Advocates on the right and the left have pledged to raise $50 million or more for a Supreme Court fight, and are promising match each other dollar for dollar.

The conservative Progress for America alone has pledged to raise at least $18 million to support a Bush choice, and its president, Brian McCabe, said Tuesday night that, “John Roberts deserves genuine consideration, not instant attacks.”

David Leitch, a former White House deputy counsel who worked with Roberts at Justice and Hogan & Hartson, said that, “far from being an ideologue, John Roberts is precisely the kind of quality person and lawyer Americans should expect to be on our highest court.”

Liberal group have questioned Roberts’ Justice Department record over briefs he helped write urging prayers at public school graduation and limiting doctor’s speech in telling patients that abortion is a legal option.

Abortion-rights activists also complain about a brief Roberts helped write that said the Supreme Court’s “conclusion in Roe that there is a fundamental right to an abortion . . . finds no support in the text, structure or history of the Constitution,” the brief said.

NARAL Pro-Choice America president Nancy Keenan immediately called Bush’s choice of Roberts “unsuitable.”

Wade Henderson heads the umbrella Leadership Conference for Civil Rights Under Law that led the successful fight against Reagan Supreme Court nominee Robert Bork in 1987 in an all-out campaign conservatives long to avenge.

Henderson issued a statement Tuesday asking if Roberts is “a hard-nosed extremist with a soft conservative facade. In short, the President may have nominated a stealth candidate _ a Justice Scalia or Thomas in O’Connor’s robes.”

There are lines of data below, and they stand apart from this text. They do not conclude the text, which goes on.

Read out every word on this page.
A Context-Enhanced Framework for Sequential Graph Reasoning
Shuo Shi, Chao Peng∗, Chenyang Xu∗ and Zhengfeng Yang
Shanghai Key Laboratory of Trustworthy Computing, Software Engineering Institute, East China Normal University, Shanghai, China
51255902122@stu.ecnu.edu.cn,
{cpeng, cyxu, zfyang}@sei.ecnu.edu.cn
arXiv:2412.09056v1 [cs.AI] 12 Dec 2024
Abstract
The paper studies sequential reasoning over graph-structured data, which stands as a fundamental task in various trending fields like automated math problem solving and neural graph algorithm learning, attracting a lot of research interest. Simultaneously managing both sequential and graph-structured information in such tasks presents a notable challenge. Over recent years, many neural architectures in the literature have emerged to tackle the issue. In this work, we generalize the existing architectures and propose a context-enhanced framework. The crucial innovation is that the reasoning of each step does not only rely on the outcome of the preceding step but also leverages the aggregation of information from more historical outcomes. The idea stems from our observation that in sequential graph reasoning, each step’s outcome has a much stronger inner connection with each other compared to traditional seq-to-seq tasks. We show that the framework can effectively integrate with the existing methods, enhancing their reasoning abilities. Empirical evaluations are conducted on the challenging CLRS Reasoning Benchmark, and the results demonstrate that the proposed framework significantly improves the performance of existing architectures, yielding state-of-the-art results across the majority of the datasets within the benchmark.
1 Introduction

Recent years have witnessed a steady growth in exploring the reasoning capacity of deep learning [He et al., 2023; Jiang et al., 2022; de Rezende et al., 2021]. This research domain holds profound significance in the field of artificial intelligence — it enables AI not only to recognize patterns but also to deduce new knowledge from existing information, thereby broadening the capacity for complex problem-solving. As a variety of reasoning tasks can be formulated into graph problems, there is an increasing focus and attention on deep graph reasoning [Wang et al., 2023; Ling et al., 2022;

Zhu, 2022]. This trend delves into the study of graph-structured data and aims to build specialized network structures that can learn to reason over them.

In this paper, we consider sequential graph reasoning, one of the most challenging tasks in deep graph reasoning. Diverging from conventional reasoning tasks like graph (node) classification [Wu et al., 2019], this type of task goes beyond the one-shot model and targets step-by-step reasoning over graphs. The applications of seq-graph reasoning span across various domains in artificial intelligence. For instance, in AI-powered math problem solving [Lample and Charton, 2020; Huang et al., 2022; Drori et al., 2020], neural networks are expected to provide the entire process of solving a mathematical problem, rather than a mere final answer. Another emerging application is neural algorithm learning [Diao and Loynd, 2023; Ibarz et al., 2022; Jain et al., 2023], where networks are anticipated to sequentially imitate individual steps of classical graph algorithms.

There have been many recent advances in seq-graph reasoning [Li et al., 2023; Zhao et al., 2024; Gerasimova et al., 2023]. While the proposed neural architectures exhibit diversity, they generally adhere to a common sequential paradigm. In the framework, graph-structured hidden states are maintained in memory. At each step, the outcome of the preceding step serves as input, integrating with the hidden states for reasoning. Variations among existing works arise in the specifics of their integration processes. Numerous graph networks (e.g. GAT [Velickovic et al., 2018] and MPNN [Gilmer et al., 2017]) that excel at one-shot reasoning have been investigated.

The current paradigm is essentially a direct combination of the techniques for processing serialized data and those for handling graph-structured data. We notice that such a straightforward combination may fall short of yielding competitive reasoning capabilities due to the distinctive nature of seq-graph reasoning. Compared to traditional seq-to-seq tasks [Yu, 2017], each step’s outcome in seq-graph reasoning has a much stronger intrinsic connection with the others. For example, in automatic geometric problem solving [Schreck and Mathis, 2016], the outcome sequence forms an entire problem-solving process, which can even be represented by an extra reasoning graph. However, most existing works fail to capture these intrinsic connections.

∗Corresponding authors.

In conservative circles, the cry has been: “No More Souters,” after the first President Bush’s 1990 choice of Souter for the Supreme Court. Souter was an appellate court short-timer whose less than conservative leanings flew under the legal radar screen, and his Supreme Court performance in the 15 years since has led conservatives to question whether longtime Bush aide Gonzales, with his legal murky record, was Spanish for “Souter.”

But unlike Souter, those who know Roberts well vouch for his conservative credentials, leadership qualities, intelligence and people skills that could well continue the Rehnquist court’s rightward course.

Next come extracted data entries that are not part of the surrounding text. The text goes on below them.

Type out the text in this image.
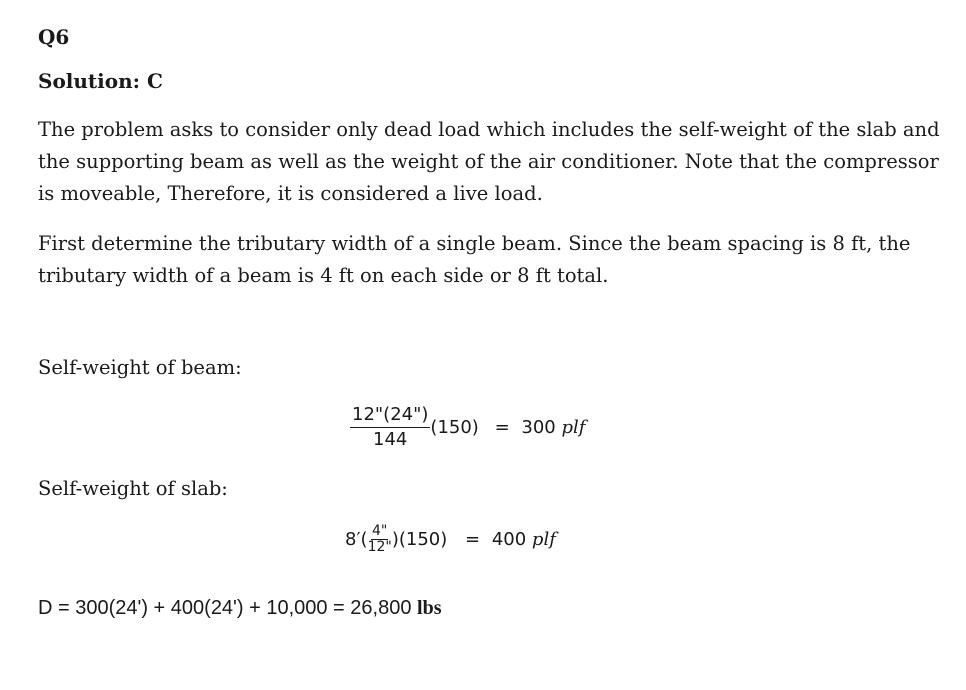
Q6
Solution: C
The problem asks to consider only dead load which includes the self-weight of the slab and the supporting beam as well as the weight of the air conditioner. Note that the compressor is moveable, Therefore, it is considered a live load.
First determine the tributary width of a single beam. Since the beam spacing is 8 ft, the tributary width of a beam is 4 ft on each side or 8 ft total.
Self-weight of beam:
$\frac{12"(24")}{144} (150) = 300$ plf
Self-weight of slab:
$8'( \frac{4"}{12"} )(150) = 400$ plf
D = 300(24') + 400(24') + 10,000 = 26,800 lbs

Another potential plus is that Roberts lacks a paper trail of controversial court opinions and law review articles _ two qualities that could ease Senate confirmation.

But his short tenure on the court has seen him side with the current Bush administration in last week’s decision upholding the military tribunals it set up to try terrorism suspects for war crimes. That ruling that also held that the Geneva Convention on prisoners of war gives detainees no right to enforce that treaty’s provisions in court.

In other cases, Roberts also voted to bar U.S. prisoners of war in the Persian Gulf War from suing the new U.S.-backed Iraqi government for damages suffered under Saddam Hussein’s government and to keep secret the records of Vice President Dick Cheney’s energy task force, a position the Supreme Court subsequently upheld.

Roberts also wrote the unanimous appeals court decision rejecting Fourth Amendment unlawful seizure and Equal Protection challenges to the arrest and detention of a 12-year old girl for eating french fries on Washington’s Metro subway. The case received media attention because of its extreme facts, but as Roberts noted in the first line of his opinion, “No one is very happy about the events that led to this litigation.”

Roberts is hardly a predictable conservative, however: He sided with a Metro employee with bipolar disorder who claimed the transit agency violated the federal Americans with Disabilities Act and sided with a criminal defendant’s challenge to his sentence on fraud charges.

Scripps Howard reporter Bill Straub contributed to this report.